The Grand Rapids Literary Review Interview

A couple years back I was interviewed by the now defunct Grand Rapids Literary Review. Some of my answers would be a bit different now I think. Nevertheless, below is the fruit of that encounter.

GRLR: Tell us about “making a life as a writer.”

EDL: Well, like everyone else, I started out believing I was a writer just because I thought about it a lot, scribbled a few bad poems, and had some fancy critical opinions. But it really hasn’t been until the last few years that I have become an enormous funnel through which my personal life, my reading, my teaching, and everything else flows in, and writing flows out. When a story or poem or essay is published, I become an “author” – and possibly in the future will make a “living” as a writer. However, that’s only a bonus.

GRLR: Do you have any books out right now? IF so, how do you feel about them? If not, are there plans for a book in the future?

EDL: I have completed work on four books, and one of them is being seriously considered at a publishing house right now. It is called Afoot in Connecticut, and is a non-fiction narrative about hiking in my adopted state. It is also probably my favorite of the completed work, though I’m working on two more right now that I might eventually like better, a historical novel and a travel book about wine-tasting.

GRLR: How do you balance teaching with your own writing?

EDL: That’s a constant problem. Teaching is in some ways the perfect career for a writer, because of the constant input it provides. However, I usually teach extra classes, up to twice the normal professorial load per year. This obviously cuts into writing time. I still manage to have a strong level of output (according to my other writer friends), but only because I am somehow able to steal segments of writing time throughout my day. I think that doing this is a matter of commitment to the practice and craft of writing, but I have been told that it is actually “insane.”
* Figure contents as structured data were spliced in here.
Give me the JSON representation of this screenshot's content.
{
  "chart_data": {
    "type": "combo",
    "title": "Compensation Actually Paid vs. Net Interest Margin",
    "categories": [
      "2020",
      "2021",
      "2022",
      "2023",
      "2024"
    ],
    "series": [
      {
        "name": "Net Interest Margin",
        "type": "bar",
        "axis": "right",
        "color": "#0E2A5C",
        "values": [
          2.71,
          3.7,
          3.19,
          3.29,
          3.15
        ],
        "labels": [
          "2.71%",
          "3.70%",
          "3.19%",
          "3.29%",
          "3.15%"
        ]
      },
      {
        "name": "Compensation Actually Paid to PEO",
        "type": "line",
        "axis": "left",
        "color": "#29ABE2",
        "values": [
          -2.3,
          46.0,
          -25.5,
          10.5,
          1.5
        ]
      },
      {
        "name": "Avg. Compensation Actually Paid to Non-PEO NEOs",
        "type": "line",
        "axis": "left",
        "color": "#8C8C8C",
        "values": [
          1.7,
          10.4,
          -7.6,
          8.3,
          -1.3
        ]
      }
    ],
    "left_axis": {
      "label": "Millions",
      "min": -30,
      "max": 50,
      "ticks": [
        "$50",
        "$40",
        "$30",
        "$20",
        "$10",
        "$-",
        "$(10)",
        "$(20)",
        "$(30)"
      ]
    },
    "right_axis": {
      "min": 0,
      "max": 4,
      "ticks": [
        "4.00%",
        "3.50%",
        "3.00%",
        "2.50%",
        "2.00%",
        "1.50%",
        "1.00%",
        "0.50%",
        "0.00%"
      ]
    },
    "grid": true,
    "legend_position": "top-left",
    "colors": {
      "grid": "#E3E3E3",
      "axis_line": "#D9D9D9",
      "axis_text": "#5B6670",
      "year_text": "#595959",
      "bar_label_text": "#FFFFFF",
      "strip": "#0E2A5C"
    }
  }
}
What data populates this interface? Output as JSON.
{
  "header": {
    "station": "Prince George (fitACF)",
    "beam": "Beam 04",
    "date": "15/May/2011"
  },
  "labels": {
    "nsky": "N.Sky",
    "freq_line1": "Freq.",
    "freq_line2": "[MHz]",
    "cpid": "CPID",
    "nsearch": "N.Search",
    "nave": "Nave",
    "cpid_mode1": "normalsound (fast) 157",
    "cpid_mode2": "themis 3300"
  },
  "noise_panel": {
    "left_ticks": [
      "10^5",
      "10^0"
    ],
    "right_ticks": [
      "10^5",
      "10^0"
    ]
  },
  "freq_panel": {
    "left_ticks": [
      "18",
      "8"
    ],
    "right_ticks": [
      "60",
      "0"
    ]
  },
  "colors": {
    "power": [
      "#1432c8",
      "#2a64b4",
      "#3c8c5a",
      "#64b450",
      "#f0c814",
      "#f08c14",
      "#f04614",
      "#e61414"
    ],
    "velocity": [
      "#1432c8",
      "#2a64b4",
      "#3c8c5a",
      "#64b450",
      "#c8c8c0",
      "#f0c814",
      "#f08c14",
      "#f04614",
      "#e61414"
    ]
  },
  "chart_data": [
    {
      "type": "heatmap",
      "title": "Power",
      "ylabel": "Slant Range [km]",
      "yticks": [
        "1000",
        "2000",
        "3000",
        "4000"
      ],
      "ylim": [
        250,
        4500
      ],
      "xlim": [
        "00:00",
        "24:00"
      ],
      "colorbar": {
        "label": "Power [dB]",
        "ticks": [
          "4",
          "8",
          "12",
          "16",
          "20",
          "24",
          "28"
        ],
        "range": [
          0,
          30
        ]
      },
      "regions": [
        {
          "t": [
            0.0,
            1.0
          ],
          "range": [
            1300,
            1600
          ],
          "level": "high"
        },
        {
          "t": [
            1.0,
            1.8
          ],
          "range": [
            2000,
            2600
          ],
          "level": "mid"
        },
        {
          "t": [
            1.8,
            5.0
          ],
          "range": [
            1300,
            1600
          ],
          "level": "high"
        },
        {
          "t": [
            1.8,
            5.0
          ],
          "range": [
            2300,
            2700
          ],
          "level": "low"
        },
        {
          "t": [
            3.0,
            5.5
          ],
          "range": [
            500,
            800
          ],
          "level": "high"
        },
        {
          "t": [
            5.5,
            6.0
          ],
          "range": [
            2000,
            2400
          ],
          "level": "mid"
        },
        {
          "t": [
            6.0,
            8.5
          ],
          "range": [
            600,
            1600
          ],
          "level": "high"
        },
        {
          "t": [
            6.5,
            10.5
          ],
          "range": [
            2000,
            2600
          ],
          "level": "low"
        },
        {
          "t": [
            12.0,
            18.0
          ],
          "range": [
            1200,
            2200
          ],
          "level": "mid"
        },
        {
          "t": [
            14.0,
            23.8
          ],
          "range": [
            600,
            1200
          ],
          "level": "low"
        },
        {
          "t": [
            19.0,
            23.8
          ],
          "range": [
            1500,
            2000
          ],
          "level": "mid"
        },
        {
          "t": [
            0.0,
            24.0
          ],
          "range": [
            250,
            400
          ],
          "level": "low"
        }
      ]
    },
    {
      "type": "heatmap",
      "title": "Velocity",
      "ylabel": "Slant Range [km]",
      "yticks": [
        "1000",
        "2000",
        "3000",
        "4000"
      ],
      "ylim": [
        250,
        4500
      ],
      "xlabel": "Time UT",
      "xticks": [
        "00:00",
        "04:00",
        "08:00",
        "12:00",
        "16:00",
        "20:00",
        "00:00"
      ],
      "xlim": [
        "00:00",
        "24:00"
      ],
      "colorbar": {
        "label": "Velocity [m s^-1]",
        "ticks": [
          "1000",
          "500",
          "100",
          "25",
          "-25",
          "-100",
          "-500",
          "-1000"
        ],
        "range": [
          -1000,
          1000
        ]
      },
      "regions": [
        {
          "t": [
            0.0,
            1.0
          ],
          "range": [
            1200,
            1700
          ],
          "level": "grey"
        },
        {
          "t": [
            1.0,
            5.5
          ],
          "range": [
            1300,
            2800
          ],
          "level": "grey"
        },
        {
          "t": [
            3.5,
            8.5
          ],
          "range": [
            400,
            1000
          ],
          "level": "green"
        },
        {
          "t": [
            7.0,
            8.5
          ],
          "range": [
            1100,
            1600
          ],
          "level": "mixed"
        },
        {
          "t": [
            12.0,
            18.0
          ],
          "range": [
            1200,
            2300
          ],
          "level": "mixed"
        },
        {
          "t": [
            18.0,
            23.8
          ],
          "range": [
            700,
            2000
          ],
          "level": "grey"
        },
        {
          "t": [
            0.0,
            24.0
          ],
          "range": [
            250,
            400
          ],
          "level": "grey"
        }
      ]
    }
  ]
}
GRLR: What would you tell to others who want to devote their lives to literature?

EDL: I think that everyone’s life should be involved with literature, with telling and listening to stories, with the wonderful dialogue of writers and thinkers that goes on around us, but then again I’m a teacher. To really devote oneself, though, in the way that people are “devoted” to Elvis, is something I recommend only for the few. You must read, read, and read some more. But devotion is not only input. You must create conversation by sending your thoughts out into the world.

GRLR: What has been the most satisfying moment of your writing career?

EDL: That’s an easy one. A student in Saskatchewan emailed me and told me that she was doing an essay on one of my poems, and if I could please send her a little about myself to use in her introduction. I had received feedback before, but this was different. Someone was not only responding to my poem, but talking about it. Suddenly I realized that my work was “out there” and had become part of the great story.

GRLR: If you were on Death Row, and could have one last meal, what would it be?

EDL: This question made my tastebuds argue with each other. I thought about a basket of my teenage favorite, buffalo wings, since the indigestion wouldn’t matter, would it? But there was a large tastebud contingent that argued for a more high-end meal, with a glass of Rothschild wine and some sort of roast duck. I suppose that death brings out the carnivore in me. In a vegetarian world, I would go for some homemade macaroni and cheese and roast leeks.